Gal 2:11-14  “But when Peter was come to Antioch, I withstood him to the face, because he was to be blamed. For before that certain came from James, he did eat with the Gentiles: but when they were come, he withdrew and separated himself, fearing them which were of the circumcision. And the other Jews dissembled likewise with him; insomuch that Barnabas also was carried away with their dissimulation. But when I saw that they walked not uprightly according to the truth of the gospel, I said unto Peter before them all, If thou, being a Jew, livest after the manner of Gentiles, and not as do the Jews, why compellest thou the Gentiles to live as do the Jews?”

Peer pressure can be a powerful thing, and standing up to someone of reputation is not easy to do. We find both situations occurring in the verses under consideration here. We also clearly see Paul’s zeal for the truth and in the need to set an honest example before God’s people.

At some point, Peter came to visit the brethren in Antioch. Peter was obviously welcomed and was making himself at home among the brethren there, eating with them and enjoying their fellowship. This is not surprising, considering Peter’s earlier experience with Cornelius and his household. However, this does raise a question over which Bible scholars are of different opinions. Did this event occur after Paul went to Jerusalem and received the right hand of fellowship from Peter, or was Paul referring back to a time before that visit?

I am of the opinion that Paul was referring to a time prior to his visit to Jerusalem which he talks about in the earlier verses of this chapter. First of all, consider that Paul is writing to the Galatian churches concerning the pressure being placed upon them to adhere to the Jewish legal system of worship. The language indicates to me that Paul was saying Peter was directly responsible for the unrest among the Gentiles over this issue that eventually took him to Jerusalem. Secondly, even though he was prone to acting impulsively, I do not see it in keeping with Peter’s character to so quickly turn his back on the accord reached between Paul and Barnabas and the brethren at Jerusalem.

What is obvious in this lesson is that giving in to peer pressure can often lead to hypocrisy. That hypocrisy may lead to other brethren following suit, such as Barnabas and the other Jews there withdrawing from the Gentile brethren because Peter did. This action obviously caused hurt and confusion among the Gentile brethren and led them to consider accepting the demands of (possibly false – see verse 4) brethren from Jerusalem that the Gentiles should be circumcised. Although the truth of the gospel was that the faith of Jesus Christ was sufficient, there were those who wanted to pervert that by bringing in their past legal system.
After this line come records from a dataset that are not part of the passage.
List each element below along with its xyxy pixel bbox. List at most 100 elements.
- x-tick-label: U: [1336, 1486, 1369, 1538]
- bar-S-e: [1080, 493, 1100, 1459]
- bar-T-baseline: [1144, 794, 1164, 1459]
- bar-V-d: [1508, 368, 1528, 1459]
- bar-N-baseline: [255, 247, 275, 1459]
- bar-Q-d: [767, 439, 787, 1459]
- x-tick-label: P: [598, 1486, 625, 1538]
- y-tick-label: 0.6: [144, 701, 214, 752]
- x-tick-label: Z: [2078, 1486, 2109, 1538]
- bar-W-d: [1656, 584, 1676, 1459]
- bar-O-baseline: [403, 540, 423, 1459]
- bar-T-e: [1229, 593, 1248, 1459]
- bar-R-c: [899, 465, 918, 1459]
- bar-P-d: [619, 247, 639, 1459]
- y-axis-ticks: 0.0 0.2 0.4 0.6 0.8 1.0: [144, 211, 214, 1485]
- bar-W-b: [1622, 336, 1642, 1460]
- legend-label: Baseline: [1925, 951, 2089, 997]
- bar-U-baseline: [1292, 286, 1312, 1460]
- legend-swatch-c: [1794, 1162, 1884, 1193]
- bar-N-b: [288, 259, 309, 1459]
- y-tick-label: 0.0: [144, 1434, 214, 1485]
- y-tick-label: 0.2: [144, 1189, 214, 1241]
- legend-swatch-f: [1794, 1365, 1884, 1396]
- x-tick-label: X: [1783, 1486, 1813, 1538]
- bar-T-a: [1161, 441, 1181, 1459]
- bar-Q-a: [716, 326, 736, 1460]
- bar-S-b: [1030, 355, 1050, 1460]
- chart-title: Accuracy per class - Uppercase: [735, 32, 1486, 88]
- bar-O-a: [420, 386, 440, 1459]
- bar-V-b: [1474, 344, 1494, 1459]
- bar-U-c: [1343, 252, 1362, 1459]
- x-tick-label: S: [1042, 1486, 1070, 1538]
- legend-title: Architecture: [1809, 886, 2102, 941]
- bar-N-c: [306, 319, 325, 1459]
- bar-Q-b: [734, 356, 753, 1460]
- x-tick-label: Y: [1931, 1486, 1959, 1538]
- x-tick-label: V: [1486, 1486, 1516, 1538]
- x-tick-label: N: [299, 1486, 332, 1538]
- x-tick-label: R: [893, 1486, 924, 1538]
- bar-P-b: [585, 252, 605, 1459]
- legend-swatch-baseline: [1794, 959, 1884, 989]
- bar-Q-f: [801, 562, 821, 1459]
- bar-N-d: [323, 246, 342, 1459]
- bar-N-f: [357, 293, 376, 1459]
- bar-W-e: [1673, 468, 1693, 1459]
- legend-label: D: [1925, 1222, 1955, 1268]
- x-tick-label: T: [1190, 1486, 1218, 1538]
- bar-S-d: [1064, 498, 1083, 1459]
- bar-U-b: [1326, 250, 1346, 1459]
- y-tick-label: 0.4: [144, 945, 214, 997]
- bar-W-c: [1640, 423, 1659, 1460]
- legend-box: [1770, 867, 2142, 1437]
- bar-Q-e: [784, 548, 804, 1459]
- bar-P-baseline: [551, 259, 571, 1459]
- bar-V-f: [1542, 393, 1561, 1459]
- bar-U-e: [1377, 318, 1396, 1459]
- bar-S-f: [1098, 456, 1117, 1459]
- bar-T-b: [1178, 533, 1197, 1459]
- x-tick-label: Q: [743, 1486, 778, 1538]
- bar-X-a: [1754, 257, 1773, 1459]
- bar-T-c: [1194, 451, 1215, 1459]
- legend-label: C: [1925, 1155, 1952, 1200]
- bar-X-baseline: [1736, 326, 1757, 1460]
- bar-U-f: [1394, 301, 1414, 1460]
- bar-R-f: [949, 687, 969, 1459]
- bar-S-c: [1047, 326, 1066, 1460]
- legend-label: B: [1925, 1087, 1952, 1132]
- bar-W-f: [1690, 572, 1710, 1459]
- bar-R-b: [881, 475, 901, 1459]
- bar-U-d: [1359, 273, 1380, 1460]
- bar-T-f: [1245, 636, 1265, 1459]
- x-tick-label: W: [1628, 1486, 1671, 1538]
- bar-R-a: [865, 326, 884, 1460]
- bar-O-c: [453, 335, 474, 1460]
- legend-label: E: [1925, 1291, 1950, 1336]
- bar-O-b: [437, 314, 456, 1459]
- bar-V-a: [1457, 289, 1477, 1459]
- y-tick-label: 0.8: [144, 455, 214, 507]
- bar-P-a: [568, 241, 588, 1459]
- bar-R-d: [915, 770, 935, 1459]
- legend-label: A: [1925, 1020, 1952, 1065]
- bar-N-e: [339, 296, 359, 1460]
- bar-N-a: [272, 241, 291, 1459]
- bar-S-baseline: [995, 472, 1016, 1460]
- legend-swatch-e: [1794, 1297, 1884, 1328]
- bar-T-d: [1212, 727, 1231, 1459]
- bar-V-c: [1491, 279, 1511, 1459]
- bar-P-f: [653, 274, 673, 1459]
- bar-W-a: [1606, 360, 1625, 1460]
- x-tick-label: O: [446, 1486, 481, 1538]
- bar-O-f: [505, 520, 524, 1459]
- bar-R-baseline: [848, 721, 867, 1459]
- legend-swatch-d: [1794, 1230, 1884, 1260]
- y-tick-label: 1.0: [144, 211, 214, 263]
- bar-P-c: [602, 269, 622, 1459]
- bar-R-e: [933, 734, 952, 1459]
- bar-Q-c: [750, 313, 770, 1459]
Can you imagine the measure of faith that Paul displayed on this occasion? Paul was a Jew who had once persecuted this very faith. He was once a devoted Pharisee (Act 23:6) who would have applauded Peter’s action. Now he was out of favor with the majority of the Jews, but his love for Jesus overshadowed all of that. He publicly denounced the actions of Peter and those that dissembled with him.

Have we ever denied the liberty we have in Jesus Christ because we were afraid of men of reputation? I humbly submit to you that there is no man or group of men whose reputation is greater than that of Jesus Christ. It is better to stand and declare the truth of salvation by grace and the liberty we have in Jesus (2Co 3:17), at the risk of our own reputation, than to yield to unrighteousness. We sometimes are afraid to be bold in standing for the Lord because we are afraid of creating a rift among the brethren. However, our first concern should always be for the church as a whole.

Since Barnabas later accompanied Paul to Jerusalem to speak with the brethren there about their unfair demands concerning the Gentiles, I think it safe to say that Barnabas repented of his dissimulation. By God’s grace, the brethren of reputation at Jerusalem were convinced of the liberty of Christ to the Gentiles. Peter was made to have a great love for Paul as is evidenced by his reference to Paul as “beloved brother (2Pe 3:15)” in spite of (or perhaps because of) the fact that Paul had withstood him to his face. Doing what is right before the Lord may not always be easy, but it is always right.

May we stand for what is right according to His word, doing so in boldness and in love!